Today is Texas Independence Day, the day on which 59 delegates proclaimed Texas’ independence from Mexico. But the men who signed the declaration in a cold wooden shack near the Brazos weren’t really Texans like us. They were inventing Texas, but they were a motley cast of Tejanos, Tennesseans, Virginians, and more. They were the sons of German millwrights, they were disgraced politicians, and they were adventurers. Taken together, they had wildly different life experiences and skills. But they shared a set of values and a vision, and together, they helped invent this thing we call Texas.

At UT, I learned there’s power in bringing together a diverse group of people in pursuit of a goal. Businesses know this, and they use it to their advantage. But at the time, I just hadn’t seen much diversity. I was a middle-class white guy (still am). I hung out, mostly, with other middle-class white guys. We had a pretty great time, and I lived with those guys for most of my college career. But because of UT, I made other friends. Without UT, I may not have known a first-generation Indian-American from Sugar Land who became a mentor to me. Or a Pakistani immigrant who moved to Austin and became his high school’s homecoming king. Or my friends from Monterrey, or the Valley, or Russia, or China, or that place that always seemed so foreign to me growing up—North Texas.

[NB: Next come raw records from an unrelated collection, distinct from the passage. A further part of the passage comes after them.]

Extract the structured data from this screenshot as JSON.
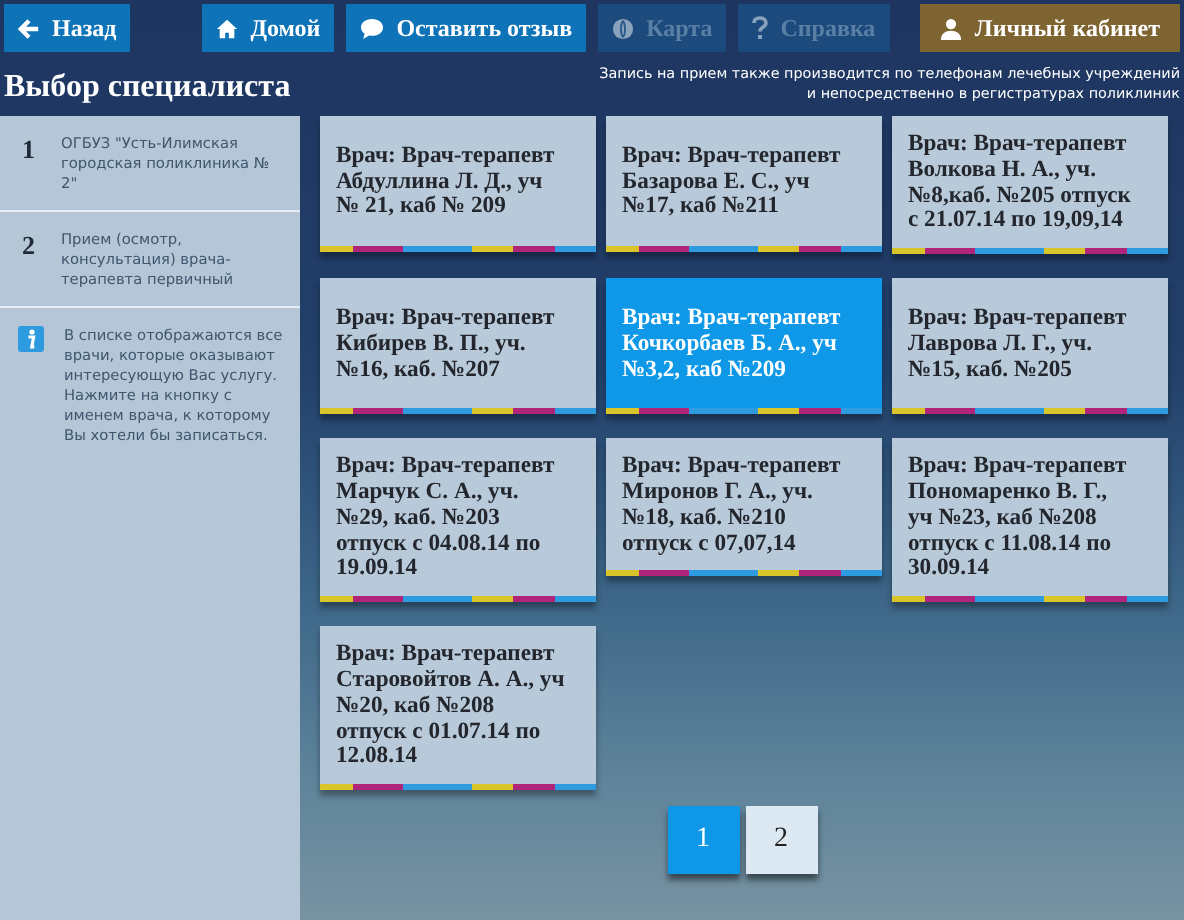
{
  "toolbar": [
    {
      "label": "Назад",
      "kind": "back",
      "disabled": false
    },
    {
      "label": "Домой",
      "kind": "home",
      "disabled": false
    },
    {
      "label": "Оставить отзыв",
      "kind": "feedback",
      "disabled": false
    },
    {
      "label": "Карта",
      "kind": "map",
      "disabled": true
    },
    {
      "label": "Справка",
      "kind": "help",
      "disabled": true
    },
    {
      "label": "Личный кабинет",
      "kind": "account",
      "disabled": false
    }
  ],
  "page_title": "Выбор специалиста",
  "notice": [
    "Запись на прием также производится по телефонам лечебных учреждений",
    "и непосредственно в регистратурах поликлиник"
  ],
  "steps": [
    {
      "number": "1",
      "text": "ОГБУЗ \"Усть-Илимская городская поликлиника № 2\""
    },
    {
      "number": "2",
      "text": "Прием (осмотр, консультация) врача-терапевта первичный"
    }
  ],
  "info": "В списке отображаются все врачи, которые оказывают интересующую Вас услугу. Нажмите на кнопку с именем врача, к которому Вы хотели бы записаться.",
  "doctors": [
    {
      "lines": [
        "Врач: Врач-терапевт",
        "Абдуллина Л. Д., уч",
        "№ 21, каб № 209"
      ],
      "selected": false
    },
    {
      "lines": [
        "Врач: Врач-терапевт",
        "Базарова Е. С., уч",
        "№17, каб №211"
      ],
      "selected": false
    },
    {
      "lines": [
        "Врач: Врач-терапевт",
        "Волкова Н. А., уч.",
        "№8,каб. №205 отпуск",
        "с 21.07.14 по 19,09,14"
      ],
      "selected": false
    },
    {
      "lines": [
        "Врач: Врач-терапевт",
        "Кибирев В. П., уч.",
        "№16, каб. №207"
      ],
      "selected": false
    },
    {
      "lines": [
        "Врач: Врач-терапевт",
        "Кочкорбаев Б. А., уч",
        "№3,2, каб №209"
      ],
      "selected": true
    },
    {
      "lines": [
        "Врач: Врач-терапевт",
        "Лаврова Л. Г., уч.",
        "№15, каб. №205"
      ],
      "selected": false
    },
    {
      "lines": [
        "Врач: Врач-терапевт",
        "Марчук С. А., уч.",
        "№29, каб. №203",
        "отпуск с 04.08.14 по",
        "19.09.14"
      ],
      "selected": false
    },
    {
      "lines": [
        "Врач: Врач-терапевт",
        "Миронов Г. А., уч.",
        "№18, каб. №210",
        "отпуск с 07,07,14"
      ],
      "selected": false
    },
    {
      "lines": [
        "Врач: Врач-терапевт",
        "Пономаренко В. Г.,",
        "уч №23, каб №208",
        "отпуск с 11.08.14 по",
        "30.09.14"
      ],
      "selected": false
    },
    {
      "lines": [
        "Врач: Врач-терапевт",
        "Старовойтов А. А., уч",
        "№20, каб №208",
        "отпуск с 01.07.14 по",
        "12.08.14"
      ],
      "selected": false
    }
  ],
  "pages": [
    {
      "label": "1",
      "selected": true
    },
    {
      "label": "2",
      "selected": false
    }
  ]
}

Could I have gotten a similar experience at that Ivy League school—or any large school, for that matter? Probably. But it wouldn’t have been so deeply connected to my sense of self, my Texanness, if you’ll forgive the term. The University of Iowa is a terrific institution, but it just doesn’t capture the imagination or imply opportunity the way Texas does, does it? As the state’s flagship, UT draws people in, not just to the promise of higher education, but the promise of Texas.

It’s the same promise those 59 men first set out when they took up their pens in shivering hands and signed the declaration 179 years ago today. They weren’t united because they were a homogenous group, they were united by a common enemy, and in defeating that enemy, they shared a desire for something better. As is the case in so many of America’s defining moments, they were bonded not by their differences, but by what made them the same. Those differences, though, are what made them stronger, smarter, and more nimble than the challenges they faced. It’s not always easy to recognize that value, especially when it grates against our instincts or when we’re simply ignorant.

That value is reflected in the phrase e pluribus unum, of course, but I’d offer two others.

The first is our Texas state motto, taken from the state’s very name. Texas comes from a Caddo Indian word the Spanish translated as tejas, meaning ally, or friend, hence our elegant, one-word motto: Friendship. We Texans are not all the same, but we’re all Texans.

The second is a phrase that embodies a desire to protect what makes Texas special. It is the motto of the university, a phrase taken from the second president of the Republic of Texas, Mirabeau Lamar. It was, of course, rewritten in Latin to make it seem more like those old schools back East, but it says this: The cultivated mind is the guardian genius of democracy.

At the time, state leaders weren’t concerned with job training or the need for a more credentialed workforce. Farmers didn’t need degrees, after all (sorry, Aggies). The need for education in the broadest sense is the need to protect our institutions and our values, to give citizens a shot at understanding the world more fully because they had a stake in shaping it.

That’s what makes Texas great, and—as I eventually learned—what makes UT great.